DMD - Windows

Mail Mantis mail.mantis.88 at gmail.com
Fri Jan 6 22:58:53 PST 2012


2012/1/7 Nick Sabalausky <a at a.a>:
> news:mailman.144.1325892989.16222.digitalmars-d at puremagic.com...
> Yea, and that's very unfortunate. I used to be a huge fan of visual studio
> for years (from around MSVC 5 through the first or second VS.NET), but now
> that I've tasted the alternatives, I find the build/project management to be
> a little too "magical" and proprietary (or at least too incompatible and
> inbred), and the UI to be too bloated. I think a lot of the people who are
> unwilling to try anything but a heavyweight IDE are being unfair to
> themselves and their projects by keeping themselves blinded. (Obviously, if
> they've done both ways and still prefer big IDE's, that's different.)
>
> And the thing is too, with popular overrated langauges like C++ or Java, you
> *need* a fancy IDE to get anywhere and still maintain sanity. But what many
> of those people don't get, is that with better languages, you *don't*
> actually *need* all that other stuff. Sure, it can still be a nice bonus,
> but it's *not* a necessity like with the popular "puzzle" languages they're
> used to. It's like canned vegetables: You've gotta drench that shit in salt,
> sauces, spices, and all sorts of stuff just to make it go down. But with
> food that's quality in the first place, it doesn't matter: You can either
> dress it up or leave it as-is; either way it still works
> fine...no...*better* than starting with an inferior base.

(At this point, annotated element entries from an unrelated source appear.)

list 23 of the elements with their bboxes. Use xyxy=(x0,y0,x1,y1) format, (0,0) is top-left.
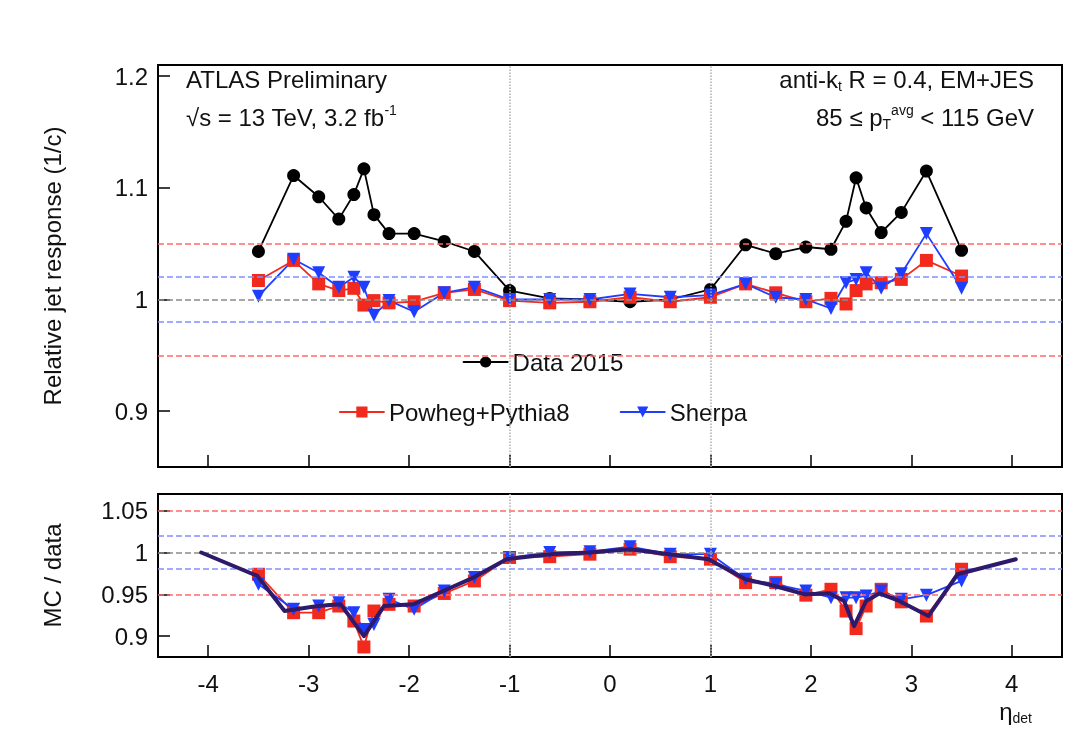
x-tick-label: 1 xyxy=(703,669,718,697)
y-tick-label: 0.95 xyxy=(101,580,148,608)
y-tick-label: 0.9 xyxy=(114,397,148,425)
x-tick-label: -1 xyxy=(498,669,521,697)
y-tick-label: 1.2 xyxy=(114,62,148,90)
legend-label: Data 2015 xyxy=(512,348,624,376)
annotation: ATLAS Preliminary xyxy=(186,65,387,93)
y-tick-label: 0.9 xyxy=(114,622,148,650)
y-tick-label: 1.05 xyxy=(101,497,148,525)
legend-label: Powheg+Pythia8 xyxy=(388,398,570,426)
y-axis-title: Relative jet response (1/c) xyxy=(38,126,66,406)
x-tick-label: 0 xyxy=(603,669,617,697)
y-tick-label: 1.1 xyxy=(114,174,148,202)
x-tick-label: 3 xyxy=(904,669,919,697)
x-tick-label: -2 xyxy=(398,669,420,697)
y-tick-label: 1 xyxy=(134,286,148,313)
y-tick-label: 1 xyxy=(134,539,148,567)
x-tick-label: -4 xyxy=(197,669,219,697)
legend-label: Sherpa xyxy=(669,398,748,426)
x-tick-label: 4 xyxy=(1005,669,1019,697)
x-tick-label: -3 xyxy=(297,669,320,697)
y-axis-title: MC / data xyxy=(38,522,66,628)
x-tick-label: 2 xyxy=(804,669,818,697)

I agree to some extent. Visual studio has a very convenient integrated
debugging environment, and good extensibility.
Yet, I've choosen to sacrifice it for better efficiency/portability of GCC...

The ability to automatize work by writing an extension in VB/C# in 5
minutes in kinda good, but inability to efficiently use assembler, for
example, negates this benefit, IMHO.